On the server we already have 3 calendar channels; they are in the year1/2/3 categories. They can be made read-only and be restructured into this bot-managed system. The bot can edit it's own messages in these channels.

This sounds like the most logical use for this issue.

... check for diff, ...

Diff checking might just be superfluous if you just generate the whole message again from the new data and update the message accordingly (unless you want to also create a new message pinging the cohort about the change which might be nice)

This feature is a new and fully independent feature, not related to the already present /calendar command. The current implementation of the /calendar command works more like a TODO list of exams/quizes/homeworks.

We should leave the /calendar command alone and let it stay simple

Question: Through these curl requests, were you able to bypass authentication?

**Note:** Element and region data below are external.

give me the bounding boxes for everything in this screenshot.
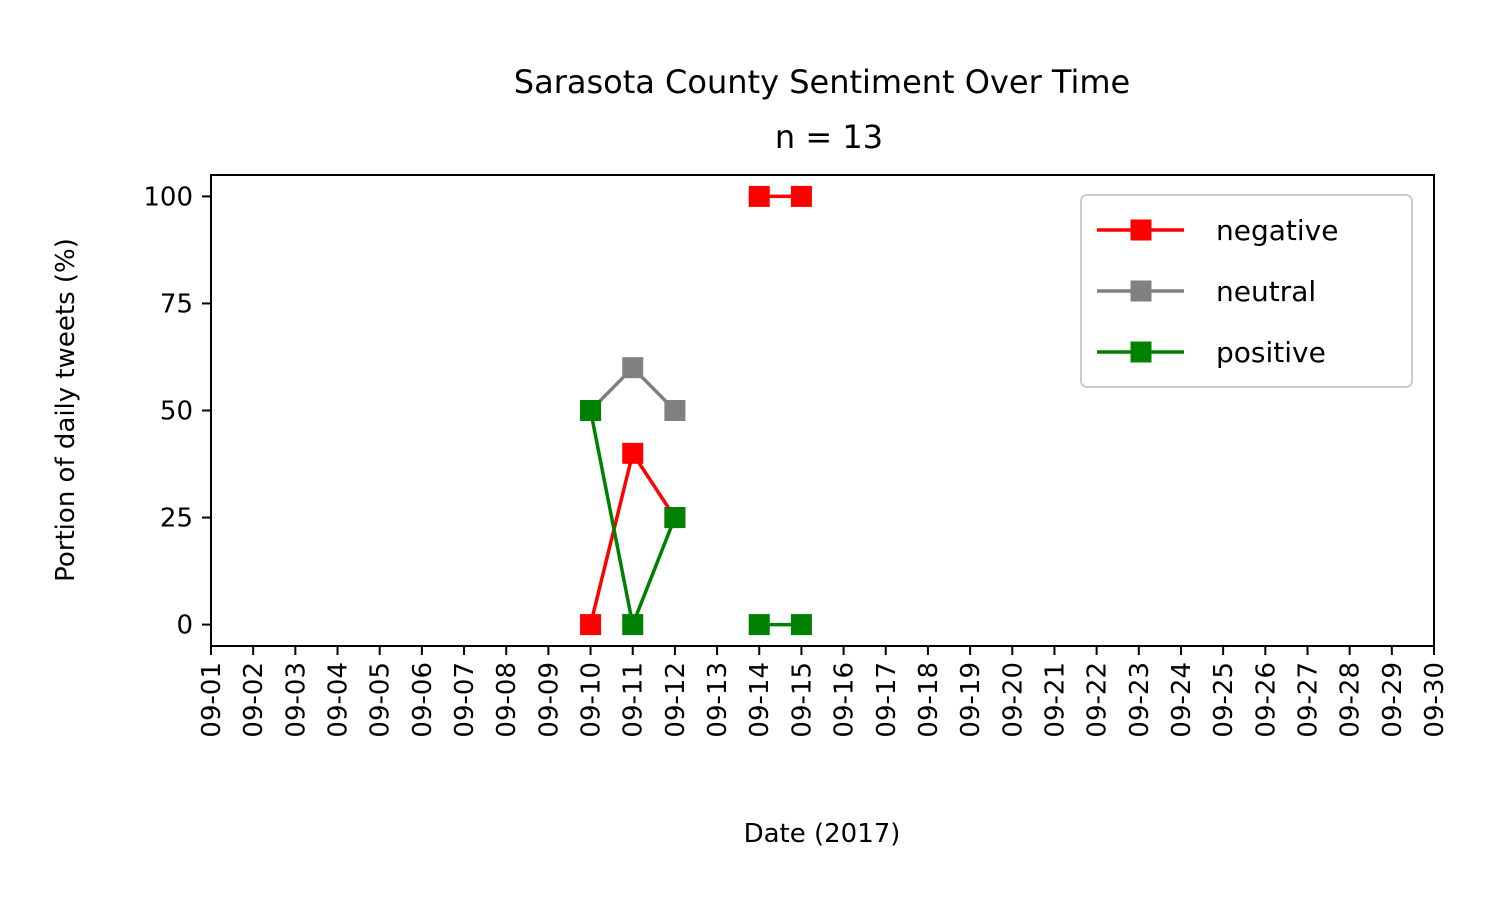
- x-tick-label: 09-12: [661, 662, 691, 738]
- series-positive: [580, 400, 812, 636]
- x-tick-label: 09-29: [1378, 662, 1408, 738]
- x-tick-label: 09-13: [703, 662, 733, 738]
- data-point-negative: [580, 614, 602, 636]
- x-tick-label: 09-16: [830, 662, 860, 738]
- data-point-negative: [748, 185, 770, 207]
- x-tick-label: 09-25: [1209, 662, 1239, 738]
- x-tick-label: 09-21: [1040, 662, 1070, 738]
- legend: negative neutral positive: [1080, 194, 1413, 388]
- legend-marker: [1130, 280, 1152, 302]
- x-tick-label: 09-18: [914, 662, 944, 738]
- data-point-positive: [622, 614, 644, 636]
- y-tick-label: 25: [160, 504, 193, 534]
- x-tick-label: 09-04: [324, 662, 354, 738]
- chart-subtitle: n = 13: [775, 118, 883, 156]
- x-tick-label: 09-19: [956, 662, 986, 738]
- legend-item-positive: positive: [1097, 336, 1326, 369]
- legend-item-neutral: neutral: [1097, 275, 1316, 308]
- legend-box: [1080, 194, 1413, 388]
- legend-marker: [1130, 219, 1152, 241]
- x-tick-label: 09-02: [239, 662, 269, 738]
- legend-label: negative: [1216, 214, 1338, 247]
- legend-marker: [1130, 341, 1152, 363]
- data-point-negative: [790, 185, 812, 207]
- x-tick-label: 09-15: [787, 662, 817, 738]
- x-tick-label: 09-08: [492, 662, 522, 738]
- x-tick-label: 09-11: [619, 662, 649, 738]
- x-tick-label: 09-14: [745, 662, 775, 738]
- data-point-positive: [580, 400, 602, 421]
- x-tick-label: 09-05: [366, 662, 396, 738]
- x-tick-label: 09-06: [408, 662, 438, 738]
- x-tick-label: 09-09: [534, 662, 564, 738]
- series-line-positive: [588, 410, 677, 627]
- data-point-neutral: [622, 357, 644, 379]
- x-tick-label: 09-27: [1293, 662, 1323, 738]
- y-axis-label: Portion of daily tweets (%): [51, 238, 81, 582]
- x-tick-label: 09-22: [1083, 662, 1113, 738]
- data-point-negative: [622, 442, 644, 464]
- x-tick-label: 09-26: [1251, 662, 1281, 738]
- data-point-neutral: [664, 400, 686, 421]
- x-tick-label: 09-28: [1336, 662, 1366, 738]
- series-negative: [580, 185, 812, 636]
- x-axis-label: Date (2017): [744, 819, 901, 849]
- x-tick-label: 09-07: [450, 662, 480, 738]
- y-tick-label: 100: [143, 182, 193, 212]
- data-point-positive: [664, 507, 686, 529]
- legend-label: positive: [1216, 336, 1326, 369]
- x-tick-label: 09-03: [281, 662, 311, 738]
- legend-item-negative: negative: [1097, 214, 1338, 247]
- data-point-positive: [790, 614, 812, 636]
- y-tick-label: 50: [160, 397, 193, 427]
- x-tick-label: 09-01: [197, 662, 227, 738]
- x-tick-label: 09-17: [872, 662, 902, 738]
- legend-label: neutral: [1216, 275, 1316, 308]
- x-tick-label: 09-24: [1167, 662, 1197, 738]
- x-tick-label: 09-20: [998, 662, 1028, 738]
- x-tick-label: 09-23: [1125, 662, 1155, 738]
- y-tick-label: 75: [160, 289, 193, 319]
- data-point-positive: [748, 614, 770, 636]
- chart-title: Sarasota County Sentiment Over Time: [514, 63, 1130, 101]
- x-tick-label: 09-10: [577, 662, 607, 738]
- y-tick-label: 0: [176, 611, 193, 641]
- plot-area: 0 25 50 75 100 09-01 09-02 09-03 09-04 09-05 09-06…: [143, 174, 1450, 738]
- x-tick-label: 09-30: [1420, 662, 1450, 738]
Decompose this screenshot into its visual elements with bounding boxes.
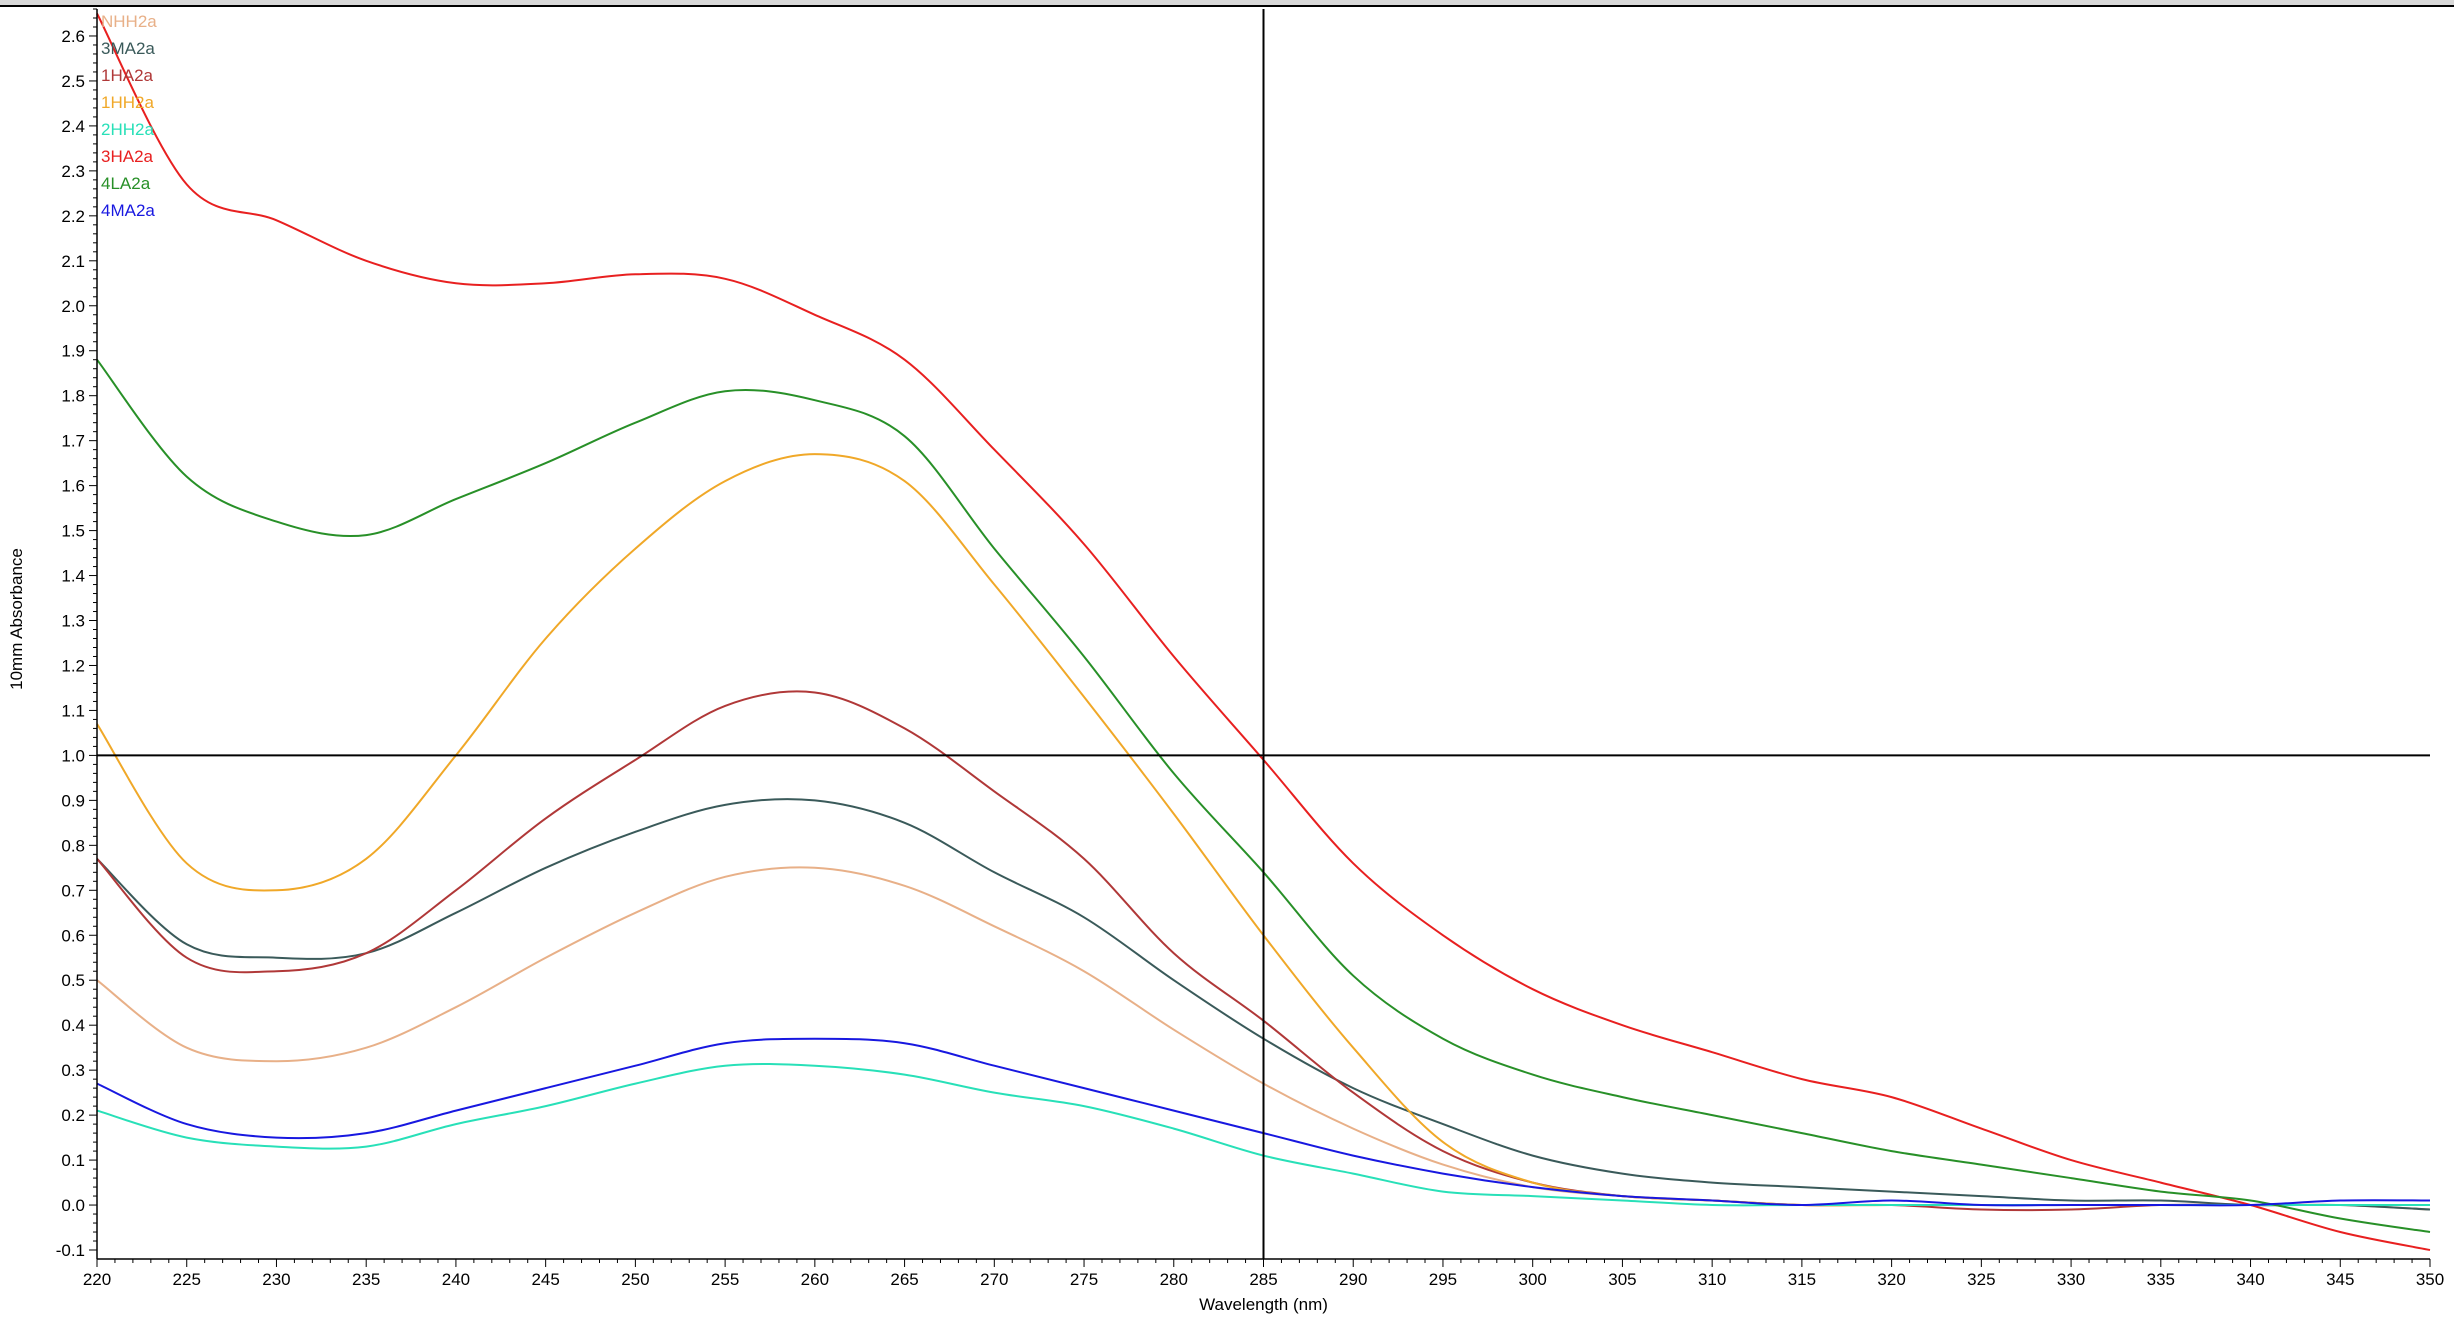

The requests do not bypass authentication but include the negotiation for authentication. I somehow thought that this would be a manual process since the login procedure is so strange, but it ended up not being an issue.

Here is a suggested implementation that incorporates your ideas with many additional questions:

  1. Start a separate scheduling thread (using schedule maybe? Using cron would require cron as an os dependency which could be a bit awkward esp. with developers not on *nix.. how does WSL handle it?)
  2. Maybe at 7am - 5pm do refreshes hourly (How often does a lesson change occur?)
  3. Store the most recent json file in case the bot restarts and it can (We could also reformat the data from calendar into a class and export encode that) -> We could also store all of the refreshes so we could do some data analysis ;-) 1 day per file
  4. On refresh, take into account all the changes and update the message and ping the cohort if there has been a change

Let me know if I missed anything

PedroS235 commented 10 months ago

Start a separate scheduling thread (using schedule maybe? Using cron would require cron as an os dependency which could be a bit awkward esp. with developers not on *nix.. how does WSL handle it?)

There is no need for this. nextcord already has these tasks api, which serves as cron. You can set the interval at which a function gets called.

Maybe at 7am - 5pm do refreshes hourly (How often does a lesson change occur?)

Not sure if that is really needed. I think just a request per day is enough in the morning. I have personally never got a day where in the middle it has changed suddenly.

DerAndereJohannes commented 10 months ago

Ah awesome. That makes things quite a bit easier then. Thanks for the extra info, ill go write something and get back to you.